SME IPOs often have no directly listed peers. Valuation is established by the company and its merchant banker with significant discretion. Without comparable listed companies and without institutional investors to push back on aggressive pricing, some SME IPOs are priced at valuations that have no clear fundamental justification.

The result: more SME IPOs are mispriced (in either direction) than mainboard IPOs. Identifying underpriced SME IPOs is a genuine opportunity; overpaying for an overpriced one can result in permanent capital impairment.

How to manage it: Even without direct listed peers, you can value an SME company using absolute metrics: P/E vs the broader small-cap market, revenue multiples vs sector averages, growth rate vs price. An SME company growing 15% a year should not be priced at the same multiple as one growing 40%.
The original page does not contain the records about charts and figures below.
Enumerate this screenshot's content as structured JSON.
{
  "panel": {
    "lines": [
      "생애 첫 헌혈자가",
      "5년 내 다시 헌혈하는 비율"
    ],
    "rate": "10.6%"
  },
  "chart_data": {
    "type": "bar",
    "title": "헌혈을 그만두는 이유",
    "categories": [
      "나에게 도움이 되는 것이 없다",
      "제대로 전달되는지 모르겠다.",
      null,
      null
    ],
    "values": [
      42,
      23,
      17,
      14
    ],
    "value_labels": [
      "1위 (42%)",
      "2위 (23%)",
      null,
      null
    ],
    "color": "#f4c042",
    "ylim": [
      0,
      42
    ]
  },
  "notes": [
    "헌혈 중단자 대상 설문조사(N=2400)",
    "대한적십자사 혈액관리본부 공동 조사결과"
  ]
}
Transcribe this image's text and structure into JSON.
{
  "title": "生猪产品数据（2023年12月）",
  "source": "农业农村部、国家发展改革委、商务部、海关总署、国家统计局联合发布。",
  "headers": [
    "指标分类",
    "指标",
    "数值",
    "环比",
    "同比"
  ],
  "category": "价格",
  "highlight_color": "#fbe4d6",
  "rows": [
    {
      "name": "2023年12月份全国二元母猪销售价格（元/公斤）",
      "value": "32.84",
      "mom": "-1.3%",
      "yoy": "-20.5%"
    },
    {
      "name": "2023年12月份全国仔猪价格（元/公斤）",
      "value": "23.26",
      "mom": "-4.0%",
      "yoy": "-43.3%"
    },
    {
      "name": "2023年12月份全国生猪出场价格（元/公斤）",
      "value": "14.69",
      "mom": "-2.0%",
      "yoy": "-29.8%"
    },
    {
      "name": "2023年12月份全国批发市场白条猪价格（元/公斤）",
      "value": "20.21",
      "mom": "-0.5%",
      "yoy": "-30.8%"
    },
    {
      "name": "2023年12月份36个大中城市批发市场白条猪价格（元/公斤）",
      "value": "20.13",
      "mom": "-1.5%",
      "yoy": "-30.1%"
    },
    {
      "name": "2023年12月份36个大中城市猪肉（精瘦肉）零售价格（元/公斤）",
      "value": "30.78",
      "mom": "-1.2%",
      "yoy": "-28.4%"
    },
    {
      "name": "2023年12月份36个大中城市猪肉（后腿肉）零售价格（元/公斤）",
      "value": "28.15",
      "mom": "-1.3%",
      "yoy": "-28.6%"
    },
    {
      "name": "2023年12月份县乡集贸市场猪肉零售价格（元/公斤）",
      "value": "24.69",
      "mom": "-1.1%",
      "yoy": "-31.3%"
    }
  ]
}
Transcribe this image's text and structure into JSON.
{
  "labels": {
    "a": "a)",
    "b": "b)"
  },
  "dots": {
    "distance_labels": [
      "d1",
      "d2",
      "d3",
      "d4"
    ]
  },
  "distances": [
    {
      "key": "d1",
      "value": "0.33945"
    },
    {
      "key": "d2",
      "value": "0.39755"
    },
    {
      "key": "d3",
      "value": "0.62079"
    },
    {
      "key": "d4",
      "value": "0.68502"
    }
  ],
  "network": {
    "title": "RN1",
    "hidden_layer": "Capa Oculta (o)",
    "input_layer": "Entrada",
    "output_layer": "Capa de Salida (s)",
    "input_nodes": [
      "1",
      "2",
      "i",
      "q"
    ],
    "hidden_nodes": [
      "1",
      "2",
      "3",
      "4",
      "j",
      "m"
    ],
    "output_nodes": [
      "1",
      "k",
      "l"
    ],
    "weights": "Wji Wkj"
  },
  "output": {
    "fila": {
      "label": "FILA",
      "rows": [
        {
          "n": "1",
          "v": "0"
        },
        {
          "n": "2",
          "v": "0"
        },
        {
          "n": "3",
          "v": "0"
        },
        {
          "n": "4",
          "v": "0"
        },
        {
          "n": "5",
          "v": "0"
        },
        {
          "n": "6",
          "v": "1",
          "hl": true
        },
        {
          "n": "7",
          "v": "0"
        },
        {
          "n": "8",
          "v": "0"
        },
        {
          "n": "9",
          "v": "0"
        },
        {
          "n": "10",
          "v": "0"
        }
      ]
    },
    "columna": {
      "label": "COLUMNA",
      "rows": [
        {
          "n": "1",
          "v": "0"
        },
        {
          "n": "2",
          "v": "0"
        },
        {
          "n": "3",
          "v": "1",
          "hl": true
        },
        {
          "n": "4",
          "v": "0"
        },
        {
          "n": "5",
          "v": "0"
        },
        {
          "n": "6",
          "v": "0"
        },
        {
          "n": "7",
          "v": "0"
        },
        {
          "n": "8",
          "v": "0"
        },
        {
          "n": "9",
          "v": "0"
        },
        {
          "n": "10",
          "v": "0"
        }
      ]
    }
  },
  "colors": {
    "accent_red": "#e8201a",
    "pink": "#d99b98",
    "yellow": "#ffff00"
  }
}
Risk 5: Sector and Business Model Risk

SME companies are, by definition, at an earlier stage of business development. This means:

  • Concentration risk: Revenue often depends on a few large customers or a single product
  • Geographic concentration: Many SMEs operate in one or two states, making them vulnerable to regional disruptions
  • Technology disruption: Small companies in traditional industries can be disrupted faster than large incumbents with the resources to adapt
  • Working capital cycles: SME businesses often have strained working capital, making them vulnerable to payment delays from large customers

How to manage it: Specifically check for customer concentration (top 5 customers as % of revenue) in the DRHP. A company deriving 80% of revenue from one customer is fundamentally riskier than one with diversified revenue.

Risk 6: Regulatory and Compliance Risk

Smaller companies sometimes have incomplete regulatory compliance — pending environmental clearances, GST disputes, labour law issues, or sector-specific licence requirements. These issues are disclosed in the DRHP but often not given sufficient weight by investors.

A regulatory disruption can materially impair a small business in ways that a large company can absorb.

How to manage it: Read the litigation and regulatory section of the DRHP carefully. For companies in regulated sectors (financial services, pharma, food processing), assess the regulatory compliance track record specifically.